I never set out to become a niche blogger. Yet, here I am, writing to you, the reader, about specific topics that probably only interest a few million people on the planet.
Every time I go digging through Ahrefs, I am blown away by the sheer amount of intent-based keywords that are easy to rank for (and don’t have a clear winning top result) across any niche you can possibly imagine.
I’ve done it so many times. I go into Ahrefs with an idea about a topic that I would be interested in learning more about, and I come out with so many more ideas for things I could research further. The internet is a vast, vast place.

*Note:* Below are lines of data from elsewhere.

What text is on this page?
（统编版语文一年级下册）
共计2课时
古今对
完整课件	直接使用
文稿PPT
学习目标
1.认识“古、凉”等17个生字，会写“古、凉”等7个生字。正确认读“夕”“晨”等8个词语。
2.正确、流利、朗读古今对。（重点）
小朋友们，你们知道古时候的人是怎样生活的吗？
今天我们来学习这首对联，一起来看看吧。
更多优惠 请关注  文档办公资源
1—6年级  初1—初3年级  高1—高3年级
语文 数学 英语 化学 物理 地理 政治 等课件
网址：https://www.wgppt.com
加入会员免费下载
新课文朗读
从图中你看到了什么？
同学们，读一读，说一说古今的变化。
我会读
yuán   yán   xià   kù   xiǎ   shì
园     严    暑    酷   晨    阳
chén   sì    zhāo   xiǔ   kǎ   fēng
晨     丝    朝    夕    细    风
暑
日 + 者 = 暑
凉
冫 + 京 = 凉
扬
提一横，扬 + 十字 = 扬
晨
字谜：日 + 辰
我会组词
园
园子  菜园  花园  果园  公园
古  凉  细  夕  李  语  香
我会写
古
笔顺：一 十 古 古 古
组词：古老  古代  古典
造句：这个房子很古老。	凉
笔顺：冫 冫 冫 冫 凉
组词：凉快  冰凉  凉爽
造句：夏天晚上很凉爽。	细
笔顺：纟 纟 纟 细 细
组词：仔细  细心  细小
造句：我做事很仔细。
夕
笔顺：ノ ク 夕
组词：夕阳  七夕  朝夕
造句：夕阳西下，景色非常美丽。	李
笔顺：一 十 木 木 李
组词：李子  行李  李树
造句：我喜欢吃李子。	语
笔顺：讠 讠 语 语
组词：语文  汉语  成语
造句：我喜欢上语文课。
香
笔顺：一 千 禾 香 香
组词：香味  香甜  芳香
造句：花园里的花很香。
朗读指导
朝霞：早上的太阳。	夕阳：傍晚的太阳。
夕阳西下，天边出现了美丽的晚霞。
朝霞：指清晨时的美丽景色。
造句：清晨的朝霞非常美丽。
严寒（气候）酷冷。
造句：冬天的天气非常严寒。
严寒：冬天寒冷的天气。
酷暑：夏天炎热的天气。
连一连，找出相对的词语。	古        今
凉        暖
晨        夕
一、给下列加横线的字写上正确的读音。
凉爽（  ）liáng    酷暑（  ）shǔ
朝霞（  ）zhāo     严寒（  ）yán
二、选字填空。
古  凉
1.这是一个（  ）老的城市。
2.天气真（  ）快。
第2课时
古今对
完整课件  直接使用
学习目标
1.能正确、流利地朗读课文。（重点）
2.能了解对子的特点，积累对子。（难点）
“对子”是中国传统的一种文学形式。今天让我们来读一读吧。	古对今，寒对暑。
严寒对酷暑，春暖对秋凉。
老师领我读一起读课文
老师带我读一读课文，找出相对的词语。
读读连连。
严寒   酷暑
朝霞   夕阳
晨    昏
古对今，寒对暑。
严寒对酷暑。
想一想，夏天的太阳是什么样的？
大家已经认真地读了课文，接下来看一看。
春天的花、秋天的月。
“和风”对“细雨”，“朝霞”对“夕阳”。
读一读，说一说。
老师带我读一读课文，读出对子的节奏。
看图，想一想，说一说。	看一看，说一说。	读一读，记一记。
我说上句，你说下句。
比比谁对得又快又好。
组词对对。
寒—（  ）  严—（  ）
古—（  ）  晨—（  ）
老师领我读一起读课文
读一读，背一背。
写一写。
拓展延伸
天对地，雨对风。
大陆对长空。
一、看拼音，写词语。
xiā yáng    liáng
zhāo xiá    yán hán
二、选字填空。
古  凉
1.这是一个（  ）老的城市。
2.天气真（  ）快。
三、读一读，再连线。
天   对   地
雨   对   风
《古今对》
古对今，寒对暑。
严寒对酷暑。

How many of these ideas can be turned into profitable internet businesses?
Well, it depends.
Writing and blogging don’t just turn words into cash. There has to be some exchange of value. You can either charge for the words on the page, package them as a book, point the readers to products mentioned (affiliate), or sell your own products that are talked about in the content.
Or, if you’re an expert, you can sell digital courses that are a deeper take on the topics you discuss. Charge a premium for access to the man/woman behind the curtain.
I guess you could do ads too, like Google ads, but I think that would largely be a waste of time and people hate (and block) ads. Probably the worst way to build an audience (or, I guess the best way not to build an audience of active readers).
The best way to use ads, is to get a sponsor. A company that wants access to your users and/or your email list. In this way, the more emails you can capture for your niche audience, the more that business will pay you for access.
Since there are so many ways to make money online, I would argue that just about any niche has a chance of making money online. The majority of the determining factor lies in market demand and market growth. If you’re ahead of the curve, the wave will drive all of the traffic to you.
An SEO Experiment
Earlier this week I sent out a tweet, saying I wanted to take a blog to 1MM annual visitors.
The only thing is, I can’t figure out which niche I should tackle (there are so many).
I recently purchased a Google PixelBook, which is a niche product in-and-of itself, but I could certainly do a Chromebook based blog. Anyone else in the space doesn’t even seem like they know what they’re doing (it’s all news and hype, not evergreen content).
That would be fine, and I would probably monetize using affiliate links. Not massive money, but it would still be fun.
Google Chrome as a whole would be a good niche, since it has over 1 Billion users, but I don’t exactly know how I would monetize. Maybe a (or several) chrome extension(s)? That would be interesting, and right up my alley of skills.
The screenshot above is simply a list of the top keywords in Ahrefs filtered by having the words “how to” and “chrome” in them. Oh, and it’s filtered to be a difficulty of 15 or less. It’s roughly 100,000 searches per month in traffic.
What’s not in the screenshot are the thousands of keywords that have less traffic, which is what I would be going for. They have essentially no competition. It would be incredibly easy to make something, put it on the internet, and see results.
Now, these are not intent based keywords. They are not audience building keywords. They are not revenue generating keywords.
But, ranking for these terms can help boost your SEO standing with Google, so you can rank for more competitive product intent based keywords.
It’s not about the first blog post you write. It’s about building up enough weight and clout on the internet. Then, when you write something, Google listens and ranks accordingly.
I could spend the first half-year, writing upwards of 3 or 4 blog posts per week, on keywords like this. Then, I could turn it around and start a product reviews based site (with affiliate revenue) or I could make chrome apps, or both.
This is something I would really enjoy doing. I love to code, but I also love to write (and be an expert, and teach). To be able to build an audience based on my expertise and see consistent traffic to something that interests me would be so much fun.
Running a SaaS product is totally different than being a content engine. There’s a lot more at stake, and it’s more risky. Being able to consistently bring in traffic and make revenue simply by people showing up and clicking links is pretty reliable (though, not as lucrative unless you get gobs of traffic).
What about me?
I’ve already written about what I would want to be an expert in (as a topic) that could feed my content selection.
Basically, it came down to: Christianity/Faith, Firebase, Tech Blogger, and what this blog is (indie SaaS stuff).
I personally think tech blogger would be the most fun. Though, the thing that I probably want to become more of an expert in is Christianity/faith (more specifically, the Bible). I suppose I could do both, but that would be a lot of work.
I’m not afraid of a lot of work, but I would like my efforts to be successful. I know I would be spread thin if I had too many projects going at the same time.
What I would like to do is make the project a little bit more self-serving. I know that Hannah (my wife) wants to run a bullet journal / watercolor / lettering blog. I could very, very easily do something incredible in that space. It’s totally untapped, and there are so many products out there for creators in that space (thinking affiliate revenue).
She has a knack for making cool stuff, and I could direct the path of the content using the keyword research.
Yeah, that’s what I’m going to do (I’m figuring this out in my head as I write it). I want to use my wife’s talent as an artist to be an SEO experiment. It’s something that most SEOs can’t even compete on, because they don’t have the content.